Salah satu naskah Challenge NarasiPost.Com yang bertemakan :
Refleksi tahun 2020 dalam pandangan Islam
Persepsi Islam dalam tahun 2021.
Naskah tanpa editan Tim NP(asli karya penulisnya sdr)
Oleh: Nurjamilah S.Pd.I
NarasiPost.Com-Tahun 2020 telah usai, kini saatnya menghadapi 2021. Awan mendung menggelayut, hujan air mata dan penderitaan mengisi hari-hari jagad dunia khususnya Indonesia. Krisis multidimensi yang semakin akut ditambah hantaman pandemi yang berkepanjangan. Menambah suram jejak rekam tahun 2020. Lantas bagaimana kelak kita menghadapi tahun 2021? Masihkah kita betah dengan kondisi negeri yang sakit parah ataukah ingin berjuang menyehatkan negeri ini dengan gebrakan resolusi baru yang out of the box? Islam dengan sejuta pesonanya akankah menjadi resolusi dan tempat berlabuhnya rakyat yang sudah terlanjur muak dengan janji manis demokrasi yang tidak pernah terealisasi?

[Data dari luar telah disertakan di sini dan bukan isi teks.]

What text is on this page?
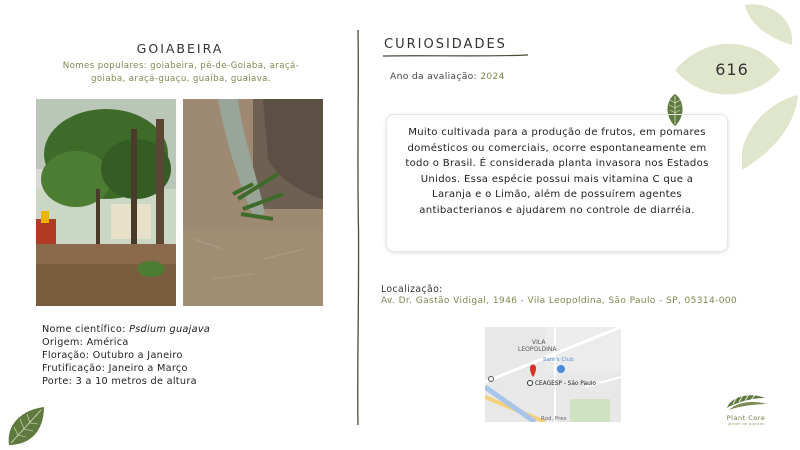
616
GOIABEIRA
Nomes populares: goiabeira, pé-de-Goiaba, araçá-goiaba, araçá-guaçu, guaíba, guaiava.
Nome científico: Psdium guajava
Origem: América
Floração: Outubro a Janeiro
Frutificação: Janeiro a Março
Porte: 3 a 10 metros de altura
CURIOSIDADES
Ano da avaliação: 2024
Muito cultivada para a produção de frutos, em pomares domésticos ou comerciais, ocorre espontaneamente em todo o Brasil. É considerada planta invasora nos Estados Unidos. Essa espécie possui mais vitamina C que a Laranja e o Limão, além de possuírem agentes antibacterianos e ajudarem no controle de diarréia.
Localização:
Av. Dr. Gastão Vidigal, 1946 - Vila Leopoldina, São Paulo - SP, 05314-000
VILA
LEOPOLDINA
Sam's Club
CEAGESP - São Paulo
Rod. Pres	Plant Core
jardim de plantas
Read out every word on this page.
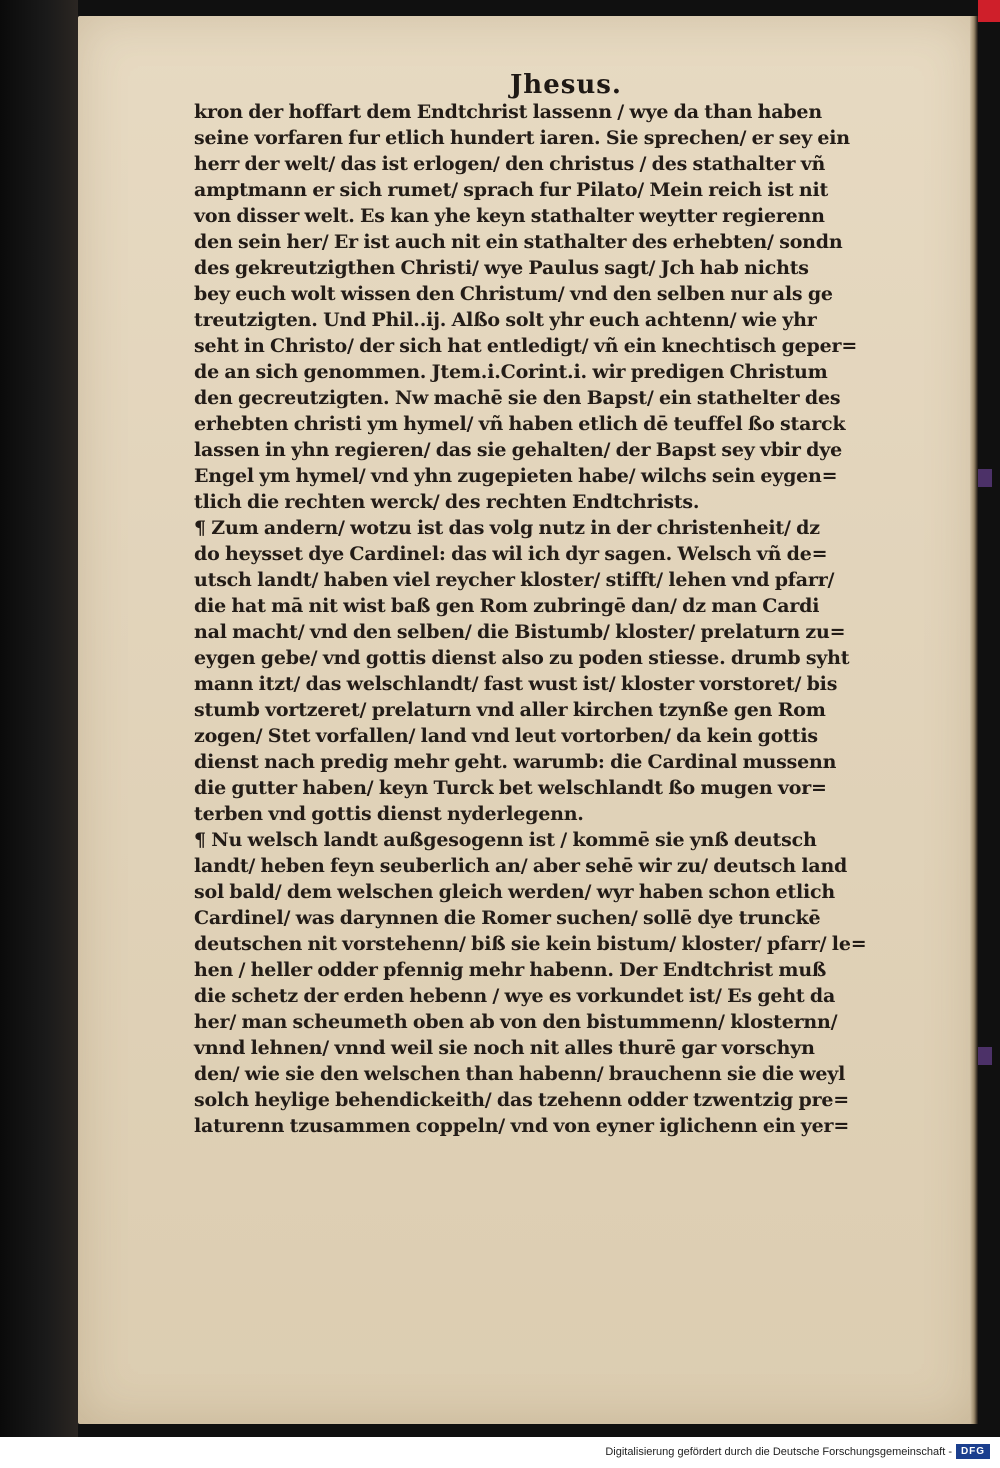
Jhesus.
kron der hoffart dem Endtchrist lassenn / wye da than haben
seine vorfaren fur etlich hundert iaren. Sie sprechen/ er sey ein
herr der welt/ das ist erlogen/ den christus / des stathalter vñ
amptmann er sich rumet/ sprach fur Pilato/ Mein reich ist nit
von disser welt. Es kan yhe keyn stathalter weytter regierenn
den sein her/ Er ist auch nit ein stathalter des erhebten/ sondn
des gekreutzigthen Christi/ wye Paulus sagt/ Jch hab nichts
bey euch wolt wissen den Christum/ vnd den selben nur als ge
treutzigten. Und Phil..ij. Alßo solt yhr euch achtenn/ wie yhr
seht in Christo/ der sich hat entledigt/ vñ ein knechtisch geper=
de an sich genommen. Jtem.i.Corint.i. wir predigen Christum
den gecreutzigten. Nw machē sie den Bapst/ ein stathelter des
erhebten christi ym hymel/ vñ haben etlich dē teuffel ßo starck
lassen in yhn regieren/ das sie gehalten/ der Bapst sey vbir dye
Engel ym hymel/ vnd yhn zugepieten habe/ wilchs sein eygen=
tlich die rechten werck/ des rechten Endtchrists.
¶ Zum andern/ wotzu ist das volg nutz in der christenheit/ dz
do heysset dye Cardinel: das wil ich dyr sagen. Welsch vñ de=
utsch landt/ haben viel reycher kloster/ stifft/ lehen vnd pfarr/
die hat mā nit wist baß gen Rom zubringē dan/ dz man Cardi
nal macht/ vnd den selben/ die Bistumb/ kloster/ prelaturn zu=
eygen gebe/ vnd gottis dienst also zu poden stiesse. drumb syht
mann itzt/ das welschlandt/ fast wust ist/ kloster vorstoret/ bis
stumb vortzeret/ prelaturn vnd aller kirchen tzynße gen Rom
zogen/ Stet vorfallen/ land vnd leut vortorben/ da kein gottis
dienst nach predig mehr geht. warumb: die Cardinal mussenn
die gutter haben/ keyn Turck bet welschlandt ßo mugen vor=
terben vnd gottis dienst nyderlegenn.
¶ Nu welsch landt außgesogenn ist / kommē sie ynß deutsch
landt/ heben feyn seuberlich an/ aber sehē wir zu/ deutsch land
sol bald/ dem welschen gleich werden/ wyr haben schon etlich
Cardinel/ was darynnen die Romer suchen/ sollē dye trunckē
deutschen nit vorstehenn/ biß sie kein bistum/ kloster/ pfarr/ le=
hen / heller odder pfennig mehr habenn. Der Endtchrist muß
die schetz der erden hebenn / wye es vorkundet ist/ Es geht da
her/ man scheumeth oben ab von den bistummenn/ klosternn/
vnnd lehnen/ vnnd weil sie noch nit alles thurē gar vorschyn
den/ wie sie den welschen than habenn/ brauchenn sie die weyl
solch heylige behendickeith/ das tzehenn odder tzwentzig pre=
laturenn tzusammen coppeln/ vnd von eyner iglichenn ein yer=
Digitalisierung gefördert durch die Deutsche Forschungsgemeinschaft - DFG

Aktivis HAM Haris Azhar memberikan nilai tiga pada rapor Jokowi di tahun 2020. Karena ada 4 hal dominan selama pemerintahannya yaitu tata kelola dan koordinasi yang tidak berjalan selama pandemi, represifitas atas nama pandemi, bencana Omnibus Law dan kondisi Papua yang semakin memprihatinkan (media umat.news, 29/12).
Ketua DPP PKS, Mardani Ali Sera menyebut rezim Jokowi terkesan semakin seenaknya mengeluarkan kebijakan berpolemik. Apalagi hampir tidak ada oposisi dalam badan legislatif, sehingga fungsi check and balance nyaris hilang. Tren keotoritarian mulai nampak (alinea.id, 28/5).
Pakar Ekonomi Syariah Dr. Arim Nasim, S.E., M.Si., AK menilai selama sistem ekonomi Kapitalis yang menjadi dasar dalam mengambil kebijakan ekonomi, maka selama itu juga, rapornya akan selamanya merah. Karena sistem ekonomi kapitalis tidak pernah berpihak kepada kepentingan rakyat (mediaumat.news, 29/12).
Prof. Dr. Pierre Suteki, SH, MH mengatakan ancaman kematian demokrasi sangat besar ketika penguasa (pemerintah dan DPR) berlaku semakin otoritarian menghadapi rakyat dalam menuntut kebenaran dan keadilan. Sehingga memungkinkan munculnya civil war (perang sipil) (djakartatoday.com, 15/12).
Demikian kiranya pendapat para pakar dan tokoh menanggapi kinerja pemerintahan Jokowi selama 2020.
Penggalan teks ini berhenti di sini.